A good place to start looking for motions and position sensing gear is the robotics websites. Robotics hobbyists have found all sorts of nifty parts for sensing and controlling their platforms. The radio controlled multicopters (quad, penta, hexa, etc.) that are extremely popular now are chock full of low-cost, high accuracy sensors for detecting tilt and acceleration on all three axis. ROHM Semiconductor is well-known for its sensors and happens to manufacture the RPI-1040, a 4-direction detector that measures 3.1 x 3.1 x 0.8 mm, weighs next to nothing, and has a 10 µs response time. Because the flight path is always on the surface of a 3-dimensional hemisphere, two orthogonally-mounted tilt sensors would likely be required with a microprocessor algorithm that receives an orientation fix at power-up with the model sitting on the ground with wings level. The conceptual block diagram below outline my idea.
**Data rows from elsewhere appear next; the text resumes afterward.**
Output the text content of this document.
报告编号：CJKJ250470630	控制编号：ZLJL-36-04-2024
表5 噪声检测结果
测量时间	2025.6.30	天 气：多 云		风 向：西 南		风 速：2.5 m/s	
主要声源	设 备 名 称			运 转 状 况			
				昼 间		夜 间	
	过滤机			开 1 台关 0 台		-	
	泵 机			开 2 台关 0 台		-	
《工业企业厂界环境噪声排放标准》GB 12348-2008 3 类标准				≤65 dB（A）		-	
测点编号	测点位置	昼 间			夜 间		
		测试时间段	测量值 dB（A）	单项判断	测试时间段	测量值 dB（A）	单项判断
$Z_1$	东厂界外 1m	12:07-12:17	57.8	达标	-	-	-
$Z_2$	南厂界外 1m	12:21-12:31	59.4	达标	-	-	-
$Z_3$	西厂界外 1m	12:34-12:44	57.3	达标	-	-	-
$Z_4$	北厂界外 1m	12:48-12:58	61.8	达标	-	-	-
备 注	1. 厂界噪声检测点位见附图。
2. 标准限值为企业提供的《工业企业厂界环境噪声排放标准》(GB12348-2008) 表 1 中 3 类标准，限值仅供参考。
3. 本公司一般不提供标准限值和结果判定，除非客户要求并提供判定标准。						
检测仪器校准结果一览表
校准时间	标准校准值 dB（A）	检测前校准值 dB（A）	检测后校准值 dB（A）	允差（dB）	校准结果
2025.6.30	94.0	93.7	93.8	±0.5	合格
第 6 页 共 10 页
Please contact me if you are interested in pursuing the design and testing; I do not have the time or equipment necessary to tackle it on my own.
Here is the text of the above conceptual drawing:
Programmable Dynamic Attitude-Aware Motor Speed Control for Electric-Powered Control Line Aircraft©
Kirt Blattenberger -- Copyright December 30, 2012
This concept for a programmable dynamic attitude-aware motor speed control for electric-powered aircraft uses one or more sensors to detect and report the aircraft's 3-dimensional attitude to a microcontroller, which subsequently calculates an appropriate rotational speed for the motor (rotations per minute, e.g.) and sends an appropriately formatted pulse train to the external electronic speed control (ESC), although an on-board ESC may be incorporated. Motor speed settings may take the form of an absolute number or a percentage between 0 and 100%. The user programming interface may consist of a set of onboard switches and/or an off-board serial electrical interface and/or parallel electrical interface. An ability to store and recall one or more programs should be provided without requiring an external power source to be connected. Although any response to the tilt sensors may be programmed, the primary intention is to detect whether the aircraft is in horizontal flight or whether it is climbing or diving, and then command the motor’s speed accordingly in order to effect a flight speed throughout a maneuver that is more consistent than would be with the motor running at a constant speed. The process would attempt to emulate an internal combustion engine's ability to switch between 2-cycle and 4-cycle modes (thereby changing engine RPMs) when assuming various attitudes, although other uses are possible.